Harvard University
  Foundational Questions in Evolutionary Biology
FQEB Research Projects

Under the intellectual leadership of Martin Nowak, Professor of Biology and of Mathematics at Harvard University, the Foundational Questions in Evolutionary Biology [FQEB] initiative aims to fund at least ten research projects to study foundational questions in evolutionary biology. The purpose of the FQEB initiative is to generate new kinds of knowledge and understanding in core areas in biology where there have been serious "missing knowledge problems." There are two core themes of this initiative:

Theme 1: "Evolutionary Origins and Dynamics"

Research questions include:
  • What is the transition from chemical kinetics to evolutionary dynamics, and can the transition from non-evolving to evolving systems be defined precisely and formally?
  • Are there different kinds of evolution, and is there evolution in the context of evolution itself?
  • What are the natural laws of evolutionary change, and can we derive a complete mathematical theory of evolutionary laws?
  • How does population structure affect evolutionary dynamics, and what role might coordination/cooperation play?
  • What are the differences between genetic and cultural evolution, and how can these differences be formalized?
  • What is the role of chance (stochasticity) in evolutionary dynamics?
Theme 2: "Evolvability and the Evolution of Increasing Complexity"

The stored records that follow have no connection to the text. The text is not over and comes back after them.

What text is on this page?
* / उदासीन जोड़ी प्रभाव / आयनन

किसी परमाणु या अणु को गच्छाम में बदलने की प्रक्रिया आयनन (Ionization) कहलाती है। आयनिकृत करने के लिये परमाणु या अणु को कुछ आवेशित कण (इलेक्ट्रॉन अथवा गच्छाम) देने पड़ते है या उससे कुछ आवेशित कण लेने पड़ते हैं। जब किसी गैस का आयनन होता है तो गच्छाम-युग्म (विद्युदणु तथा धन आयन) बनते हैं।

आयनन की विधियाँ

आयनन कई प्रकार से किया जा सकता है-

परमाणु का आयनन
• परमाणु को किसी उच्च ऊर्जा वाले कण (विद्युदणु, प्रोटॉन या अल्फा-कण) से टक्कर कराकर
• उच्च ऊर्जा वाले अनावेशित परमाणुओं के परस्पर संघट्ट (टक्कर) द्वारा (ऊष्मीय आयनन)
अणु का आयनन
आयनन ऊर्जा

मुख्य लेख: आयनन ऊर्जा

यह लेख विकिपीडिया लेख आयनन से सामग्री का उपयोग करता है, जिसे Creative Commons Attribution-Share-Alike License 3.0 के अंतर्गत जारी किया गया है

Research questions include:
  • What are the typical limits of evolvability, and how are these transcended?
  • Why does evolution (sometimes) lead to increasing complexity?
  • What are the evolutionary origins of emergence?
  • How does cooperation affect construction?
  • Can we build precise models for the evolution of cells, multi-cellular organisms, animal societies and human language?
  • What is the role of multi-level selection in the larger evolutionary process?
Associated research projects will receive funding of up to $200,000 for 24 months. Work which has significant philosophical implications for evolutionary biology and science more broadly will receive priority. Applicants must have P.I. eligibility at their institution and an excellent track record of scientific productivity, as evidenced by publications.

Letters of interest should include an outline of proposed research projects related to any of the questions posed above (no more than 3 pages) and CVs of project leaders. They should be sent by e-mail to FQEB@NPTRUST.ORG, or by regular mail to: FQEB GRANTS c/o National Philanthropic Trust, 165 Township line Road, Suite 150, Jenkintown, PA 19046 by January 31, 2012.

The FQEB research projects are supported by a grant from the John Templeton Foundation.